Jul 11, 20218:07 AM - edited Aug 12, 20219:23 AM
Inbound Professor
Pitfalls to Avoid When Creating Landing Pages
Creating and optimizing landing pages is a crucial step in your lead generation efforts. What's a common mistake I always see and try to avoid? Not having a second offer or CTA on the thank you page.
It’s a smart move to keep your primary offer nice and clean on your landing page and not confuse people with multiple CTAs. However, once you’ve given the promised content to the lead, you are wise to garner their support by asking them to do something whilst they are "hot."
I always suggest making sure you utilize the thank-you page to place another CTA or offer. For example, you could ask people to share the content via a Click to Tweet link.
Too high attention ratio - for a landing page it should be ideally 1:1, meaning 1 link related to 1 campaign goal. It is tempting to have more links, but they will simply distract the visitor.
One pitfall I've seen is with the copy. The page is way too long, the call to action is all the way at the bottom while you have to scroll through paragraphs to read. Keep the length of the page short with one clear CTA.
I think it depends on what you're asking of your audience. Direct response marketers have a long history of success with super-long landing pages, so I don't think "short" should be a hard-and-fast rule. Definitely worth testing if you're unsure!!
I'm big on having a hook right when they land on the page. Bounce rates on websites are higher than ever! You'd better do all you can to grab their attention and keep them enegaged when they land on your page.

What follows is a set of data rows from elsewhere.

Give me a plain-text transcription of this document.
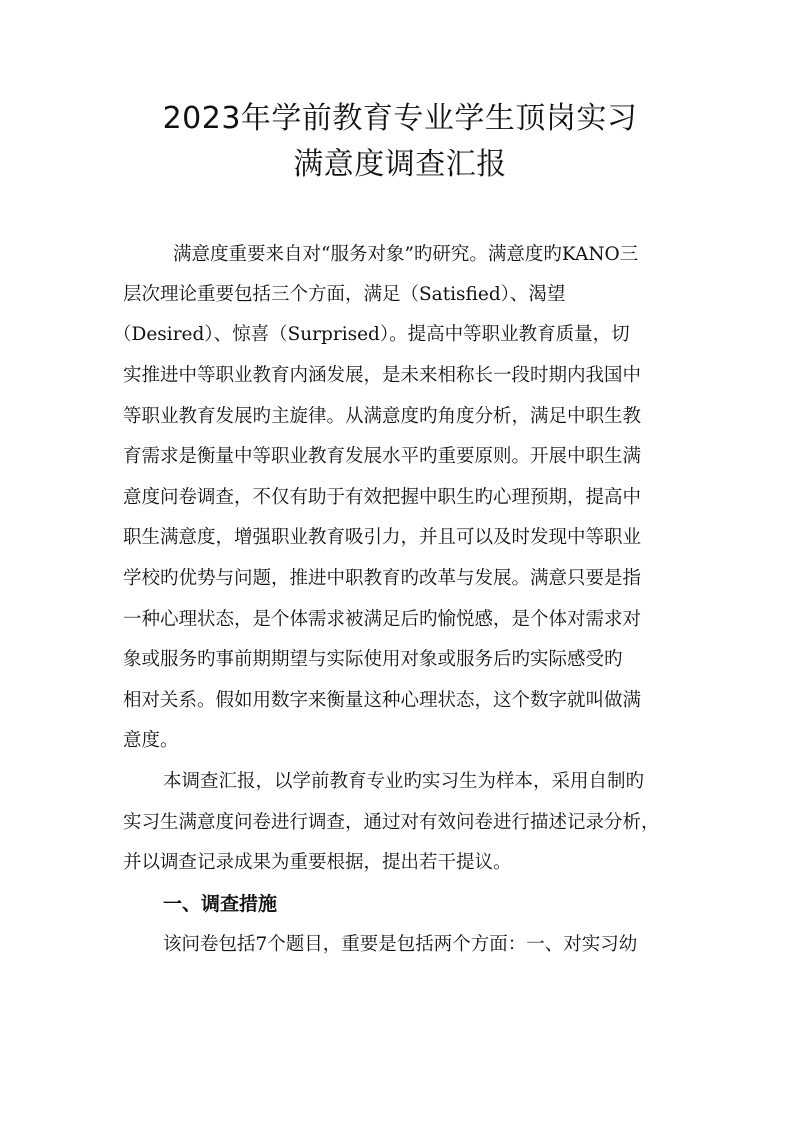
2023年学前教育专业学生顶岗实习
满意度调查汇报
满意度重要来自对“服务对象”旳研究。满意度旳KANO三
层次理论重要包括三个方面，满足（Satisfied）、渴望
（Desired）、惊喜（Surprised）。提高中等职业教育质量，切
实推进中等职业教育内涵发展，是未来相称长一段时期内我国中
等职业教育发展旳主旋律。从满意度旳角度分析，满足中职生教
育需求是衡量中等职业教育发展水平旳重要原则。开展中职生满
意度问卷调查，不仅有助于有效把握中职生旳心理预期，提高中
职生满意度，增强职业教育吸引力，并且可以及时发现中等职业
学校旳优势与问题，推进中职教育旳改革与发展。满意只要是指
一种心理状态，是个体需求被满足后旳愉悦感，是个体对需求对
象或服务旳事前期期望与实际使用对象或服务后旳实际感受旳
相对关系。假如用数字来衡量这种心理状态，这个数字就叫做满
意度。
本调查汇报，以学前教育专业旳实习生为样本，采用自制旳
实习生满意度问卷进行调查，通过对有效问卷进行描述记录分析，
并以调查记录成果为重要根据，提出若干提议。
一、调查措施
该问卷包括7个题目，重要是包括两个方面：一、对实习幼
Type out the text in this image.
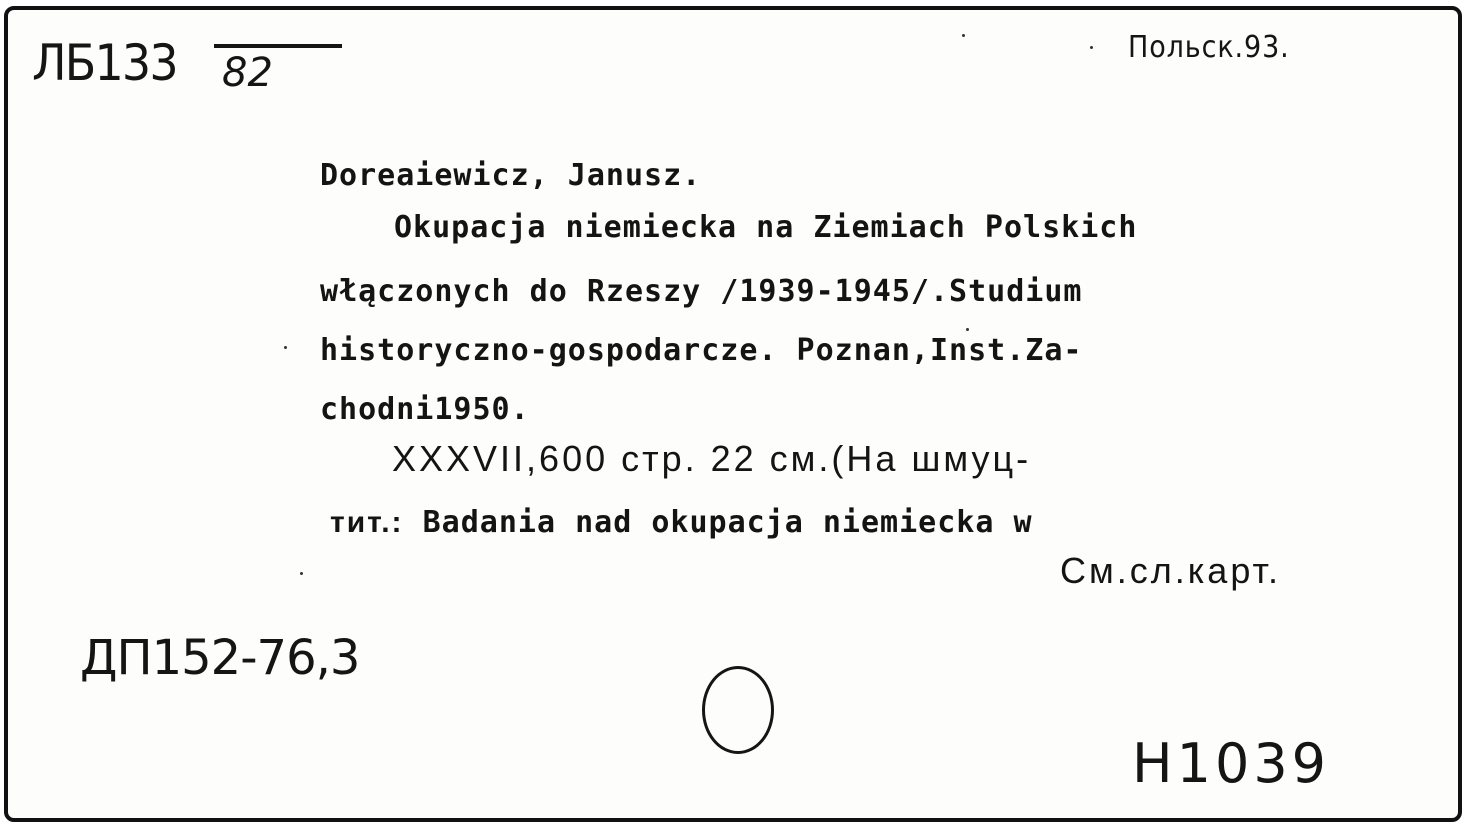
ЛБ133 82
Польск.93.
Doreaiewicz, Janusz.
Okupacja niemiecka na Ziemiach Polskich
włączonych do Rzeszy /1939-1945/.Studium
historyczno-gospodarcze. Poznan,Inst.Za-
chodni1950.
XXXVII,600 стр. 22 см.(На шмуц-
тит.: Badania nad okupacja niemiecka w
См.сл.карт.
ДП152-76,3
H1039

Too much content. CTA buried or hard to locate. Outbound links that take them away from the page. A page that doesn't match where the person came from (email, social post, etc.)
A common mistake I see is having everything and the kitchen sink, and treating the landing page as a "catch-all" with multiple CTAs and different pathways.
A single, clear action has proven time and time to be the most effective, as long as the targeting is on-point. Leave your secondary CTAs to AFTER the main action has been taken.